Any list of his compulsions would be long, incomplete and useless by itself. Another character simply categorizes them as “tolerable, intolerable and hilarious.” Of greater interest to me was Daniel’s own insight into their purpose. He speaks of his relationship to the psychology student assigned to visit him weekly: “Oddly, I knew more about my shrink than my shrink did about me, since I had never allowed her to penetrate my habits, which of course is the point of their existence.” Elsewhere he admits “I sensed that my  fear(s) had been an indulgence so that I might feel special.”  For whatever reason, Daniel has built walls around his psyche and physical self, but at least he is aware of this and understands that such a structure lacks the permanence of Christopher’s genetically acquired ways of being. He says, “I guessed that one day the restrictions I imposed on myself would end. But first it seemed that my range of possible activities would have to iris down to zero before I could turn myself around. Then, when I was finally static and immobile, I could weigh and measure every exterior force and, slowly and incrementally, once again allow the outside in. And that would be my life.

Both Christopher and Daniel penetrated my own sense of living and practicing as a physical therapist that cannot or will not conform to the traditional methodology proposed by his surrounding academic and clinical communities. Like Christopher, I find what they say confusing in light of my own knowledge of the literature and, like Daniel; I rarely allow others in the field to penetrate my habits. Not that many make the attempt. For instance, my colleagues often express a great deal of satisfaction when they feel they’ve truly helped a patient, but I know that, for me, the comfort I find in problem solving and study far exceeds this. In fact, I find it difficult to feel anything one way or another about the patient’s recovery or lack thereof. My passion lies in the quest for more knowledge about processes I cannot see, not in the appreciation expressed by someone who believes I have helped them. By that I am not totally unmoved, but it does little to motivate me.

Each story ends with the main character content despite the difficulty of their lives. Christopher’s inability to change fundamentally so that those around him might be more comfortable with his demands doesn’t drive those who love him away but makes them examine their own choices when so many are available to them. He appears as he is; a stable being in an otherwise chaotic world of “normal” people, and he refuses to live any other way. Mark Haddon helps us understand that Asperger’s Syndrome is a personality variant, not a disorder. It might even be considered a gift, as long as we admire its unique nature and look for the best in it.

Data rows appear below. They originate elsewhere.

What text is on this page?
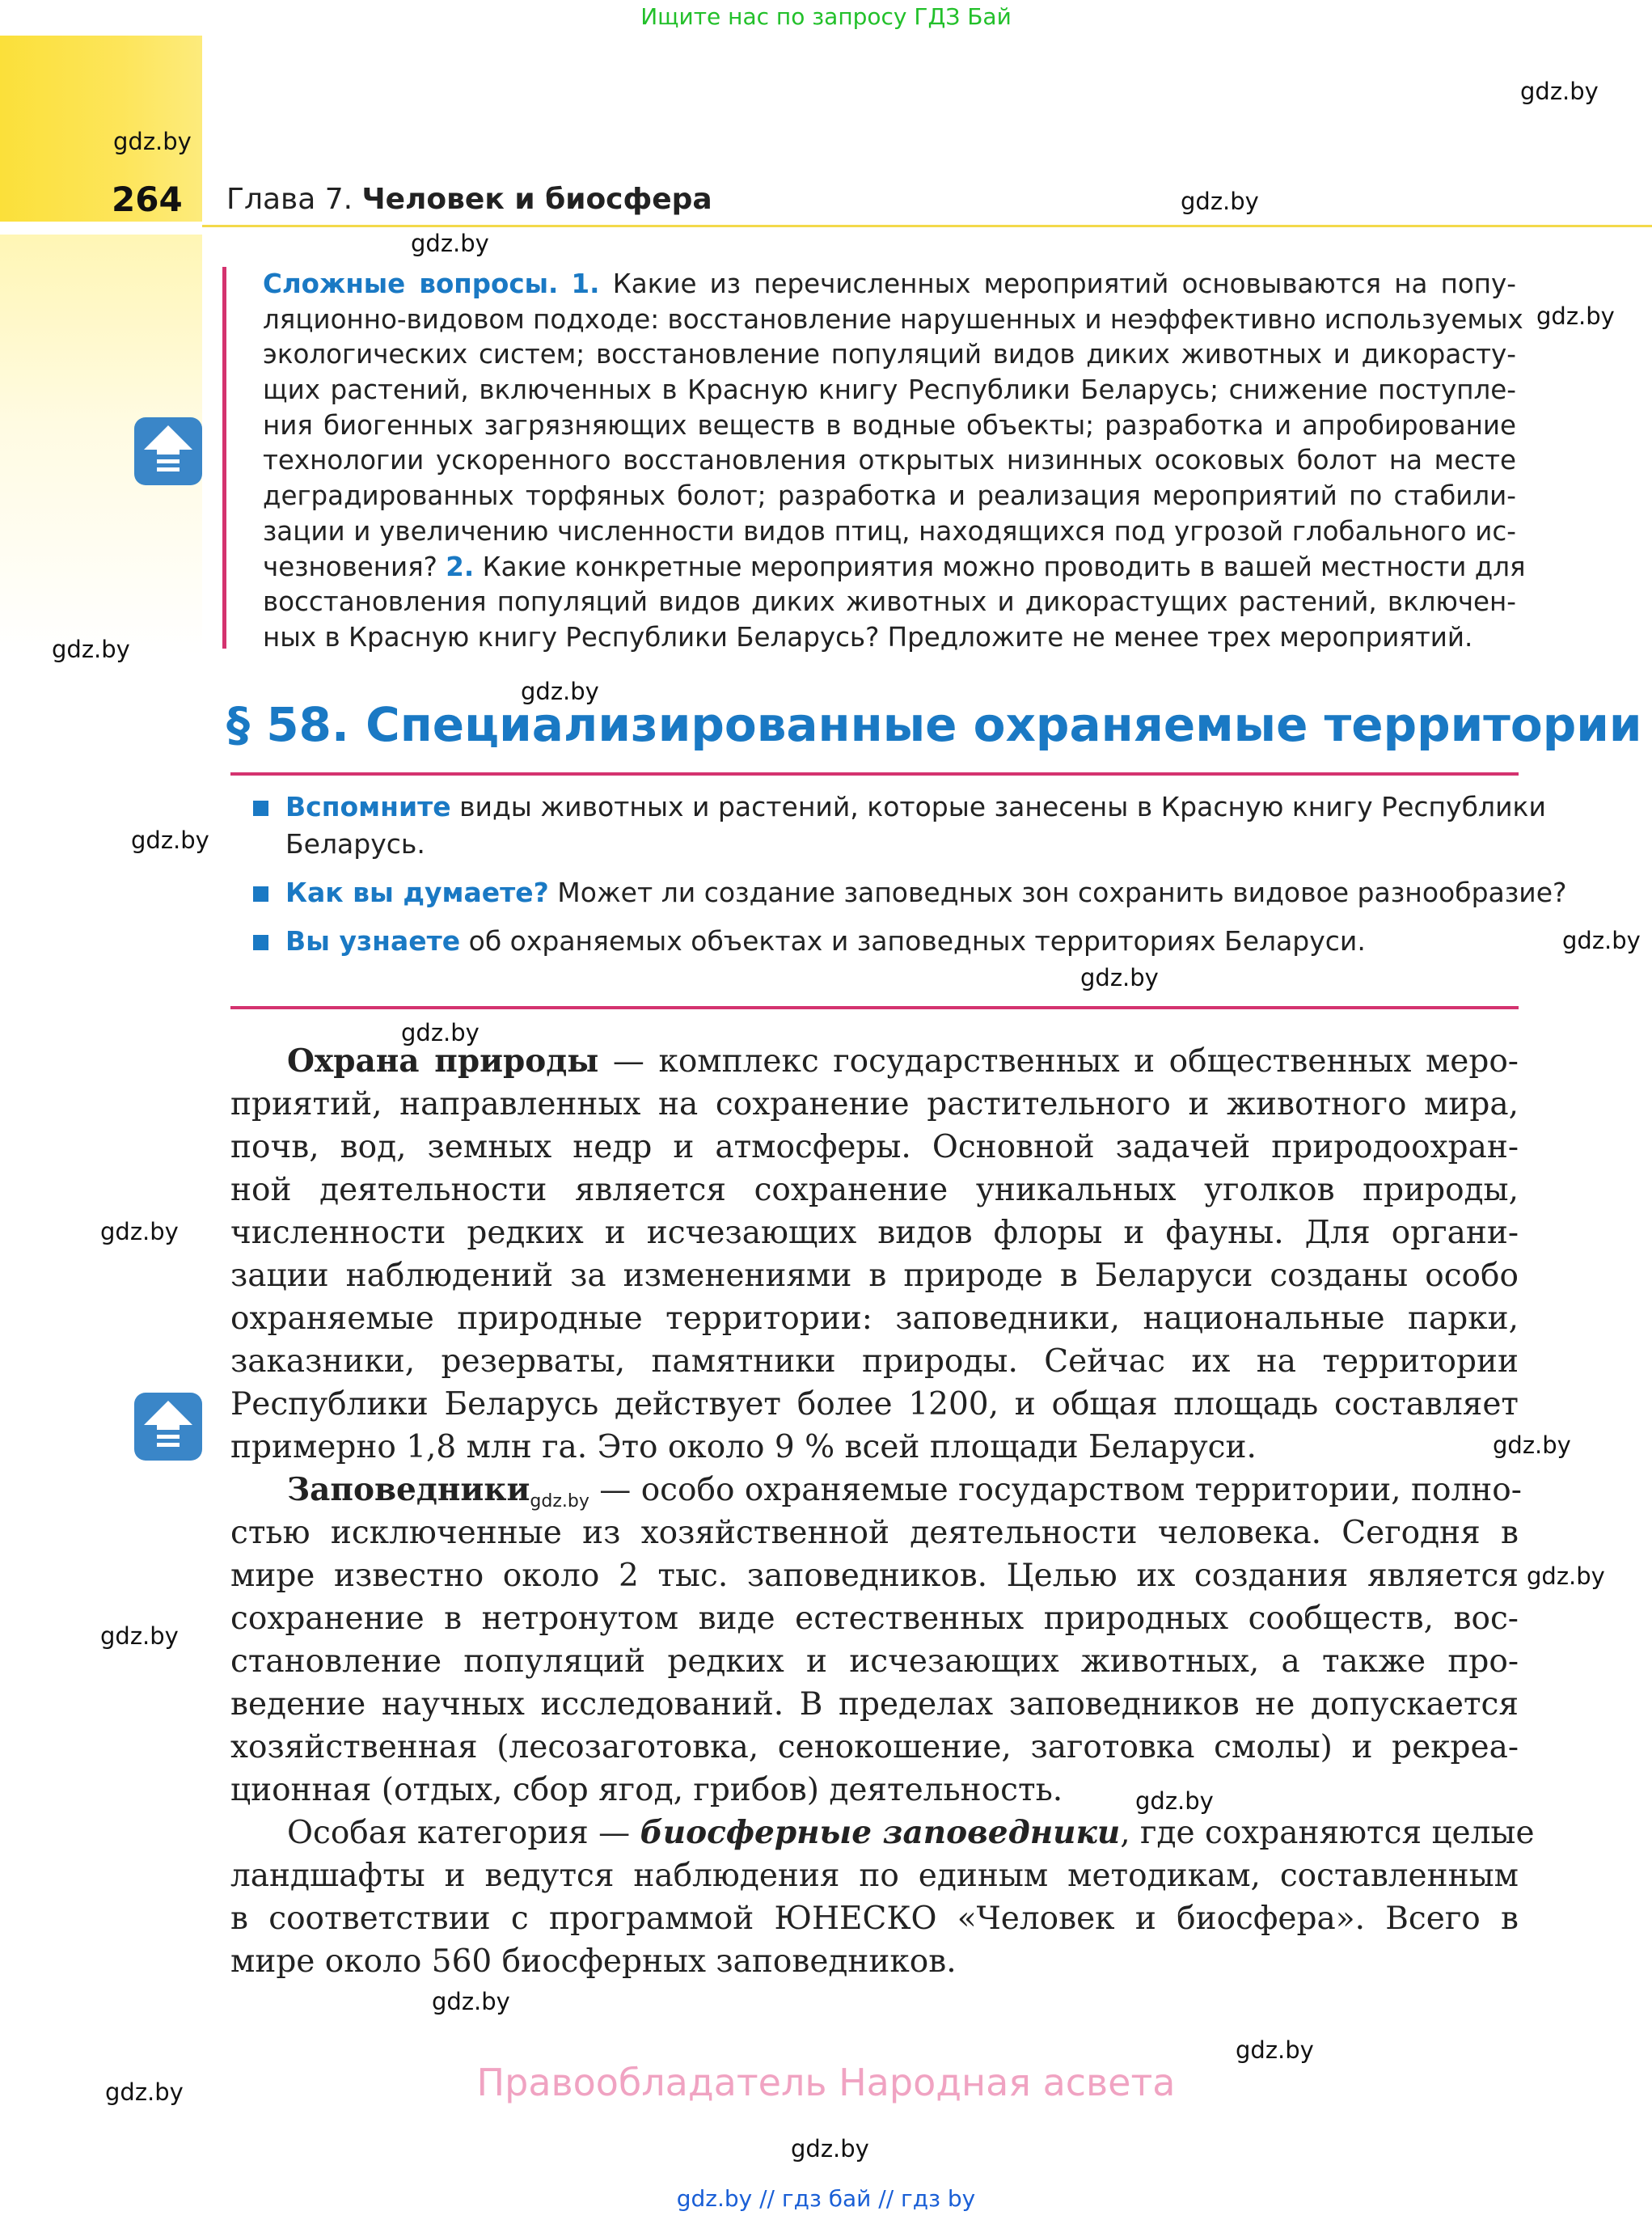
Ищите нас по запросу ГДЗ Бай
264 Глава 7. Человек и биосфера
gdz.by
gdz.by
gdz.by
gdz.by
gdz.by
gdz.by
gdz.by
gdz.by
gdz.by
gdz.by
gdz.by
gdz.by
gdz.by
gdz.by
gdz.by
gdz.by
gdz.by
gdz.by
gdz.by
gdz.by
Сложные вопросы. 1. Какие из перечисленных мероприятий основываются на попу-
ляционно-видовом подходе: восстановление нарушенных и неэффективно используемых
экологических систем; восстановление популяций видов диких животных и дикорасту-
щих растений, включенных в Красную книгу Республики Беларусь; снижение поступле-
ния биогенных загрязняющих веществ в водные объекты; разработка и апробирование
технологии ускоренного восстановления открытых низинных осоковых болот на месте
деградированных торфяных болот; разработка и реализация мероприятий по стабили-
зации и увеличению численности видов птиц, находящихся под угрозой глобального ис-
чезновения? 2. Какие конкретные мероприятия можно проводить в вашей местности для
восстановления популяций видов диких животных и дикорастущих растений, включен-
ных в Красную книгу Республики Беларусь? Предложите не менее трех мероприятий.
§ 58. Специализированные охраняемые территории
Вспомните виды животных и растений, которые занесены в Красную книгу Республики
Беларусь.
Как вы думаете? Может ли создание заповедных зон сохранить видовое разнообразие?
Вы узнаете об охраняемых объектах и заповедных территориях Беларуси.
Охрана природы — комплекс государственных и общественных меро-
приятий, направленных на сохранение растительного и животного мира,
почв, вод, земных недр и атмосферы. Основной задачей природоохран-
ной деятельности является сохранение уникальных уголков природы,
численности редких и исчезающих видов флоры и фауны. Для органи-
зации наблюдений за изменениями в природе в Беларуси созданы особо
охраняемые природные территории: заповедники, национальные парки,
заказники, резерваты, памятники природы. Сейчас их на территории
Республики Беларусь действует более 1200, и общая площадь составляет
примерно 1,8 млн га. Это около 9 % всей площади Беларуси.
Заповедники$_{gdz.by}$ — особо охраняемые государством территории, полно-
стью исключенные из хозяйственной деятельности человека. Сегодня в
мире известно около 2 тыс. заповедников. Целью их создания является
сохранение в нетронутом виде естественных природных сообществ, вос-
становление популяций редких и исчезающих животных, а также про-
ведение научных исследований. В пределах заповедников не допускается
хозяйственная (лесозаготовка, сенокошение, заготовка смолы) и рекреа-
ционная (отдых, сбор ягод, грибов) деятельность.
Особая категория — биосферные заповедники, где сохраняются целые
ландшафты и ведутся наблюдения по единым методикам, составленным
в соответствии с программой ЮНЕСКО «Человек и биосфера». Всего в
мире около 560 биосферных заповедников.
Правообладатель Народная асвета
gdz.by // гдз бай // гдз by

Daniel shakes off those compulsions that reduce his interaction with those he cares about while keeping dear the ones that satisfies his mind’s distinctive need. In my opinion, this makes him no different than most of us. What’s interesting to me is that his path toward a workable life is made clear through the demands of a toddler entrusted to his care. I found Martin’s insights here arresting and strangely familiar.

Are these books about physical therapy? I think that as long as we treat actual people and seek to find some way of melding our thoughts and perceptions with theirs in an effort to achieve some mutual goal books such as these should be read, discussed, savored and argued about-if only to help us understand our own motivations to practice as we do.